Sinéad O’Connor deserved better than the music industry

  • From Spectator Life
Sinead O'Connor (Credit: Getty images)

It started with That Song on the World Service in the early hours, the one I’ve always loathed; for me it symbolises the start of the state we’re in now whereby perfectly good toe-tappers are routinely strung out in slo-mo by interpreters for whom misery passes as creativity.

OK, the Prince original wasn’t exactly a laugh a minute, but it wasn’t anywhere near as dragged out as the Sinéad O’Connor cover. So when I heard that the singer had died at the age of 56, my first thought was, selfishly ‘Oh no – they’ll be playing That Song all day!’ The second was ‘The tearleaders will have a field day with this one…’

O’Connor was allowed to be ‘eccentric’ for as long as she was young and beautiful

Sure enough, over on social media what my husband calls the ‘tearleaders’, metaphorical ambulance chasers competitively mourning dead celebrities, were already up and at ‘em before sunrise. I remember some time back after Howard Marks’ death at 70 (that’s 70 – not 7, or 17) I once saw someone on Facebook wail that ‘the slaughter of a generation’ was taking place, because David Bowie, Ronnie Corbett, and that fat bird who designs big buildings also shuffled off this mortal coil in the same year. When the great writer E.R Braithwaite died peacefully at a whopping 104 years young, I couldn’t help posting, ‘Taken too soon – I hate you, 2016!’

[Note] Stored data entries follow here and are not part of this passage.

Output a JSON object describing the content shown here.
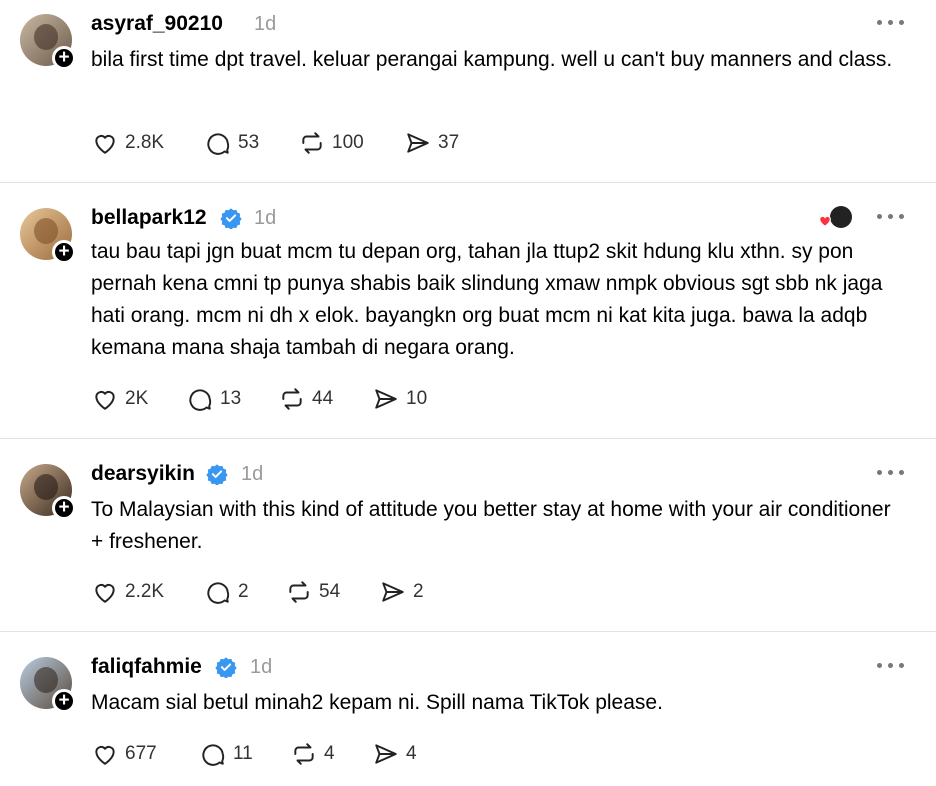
{
  "posts": [
    {
      "username": "asyraf_90210",
      "verified": false,
      "time": "1d",
      "text": "bila first time dpt travel. keluar perangai kampung. well u can't buy manners and class.",
      "likes": "2.8K",
      "replies": "53",
      "reposts": "100",
      "shares": "37"
    },
    {
      "username": "bellapark12",
      "verified": true,
      "time": "1d",
      "text": "tau bau tapi jgn buat mcm tu depan org, tahan jla ttup2 skit hdung klu xthn. sy pon pernah kena cmni tp punya shabis baik slindung xmaw nmpk obvious sgt sbb nk jaga hati orang. mcm ni dh x elok. bayangkn org buat mcm ni kat kita juga. bawa la adqb kemana mana shaja tambah di negara orang.",
      "likes": "2K",
      "replies": "13",
      "reposts": "44",
      "shares": "10"
    },
    {
      "username": "dearsyikin",
      "verified": true,
      "time": "1d",
      "text": "To Malaysian with this kind of attitude you better stay at home with your air conditioner + freshener.",
      "likes": "2.2K",
      "replies": "2",
      "reposts": "54",
      "shares": "2"
    },
    {
      "username": "faliqfahmie",
      "verified": true,
      "time": "1d",
      "text": "Macam sial betul minah2 kepam ni. Spill nama TikTok please.",
      "likes": "677",
      "replies": "11",
      "reposts": "4",
      "shares": "4"
    }
  ],
  "icons": {
    "like": "heart-icon",
    "reply": "comment-icon",
    "repost": "repost-icon",
    "share": "send-icon",
    "more": "more-icon",
    "verified": "verified-badge-icon",
    "follow": "plus-icon"
  },
  "colors": {
    "verified": "#3897f0",
    "like_reaction": "#ff3040",
    "muted": "#9a9a9a"
  }
}
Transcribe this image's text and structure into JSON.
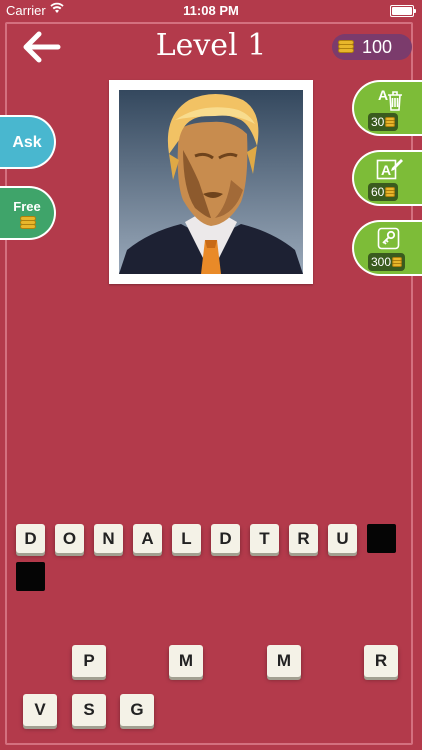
{
  "status_bar": {
    "carrier": "Carrier",
    "time": "11:08 PM"
  },
  "header": {
    "title": "Level 1",
    "coins": "100",
    "back_icon": "back-arrow-icon"
  },
  "left_buttons": {
    "ask": "Ask",
    "free": "Free"
  },
  "right_buttons": [
    {
      "icon": "remove-letters-icon",
      "cost": "30"
    },
    {
      "icon": "reveal-letter-icon",
      "cost": "60"
    },
    {
      "icon": "solve-icon",
      "cost": "300"
    }
  ],
  "answer_tiles": [
    "D",
    "O",
    "N",
    "A",
    "L",
    "D",
    "T",
    "R",
    "U",
    "",
    ""
  ],
  "letter_bank": [
    "P",
    "M",
    "M",
    "R",
    "V",
    "S",
    "G"
  ],
  "colors": {
    "background": "#b33a4b",
    "ask": "#49b7cf",
    "free": "#3fa46a",
    "hint": "#7dbc38",
    "coin_badge": "#7b3b6c"
  }
}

Here came the clichés: ‘Troubled Sinéad’, ‘Nothing Compared To You’ and our old buddy ‘She Never Got Over X’. The most presumptuous tearleading hinged on the sad fact that her teenage son committed suicide, with one clown on the radio explaining that the tears we see on her face in the famous video are the result of this – which would herald a breakthrough in time travel as it was recorded before the poor boy was born.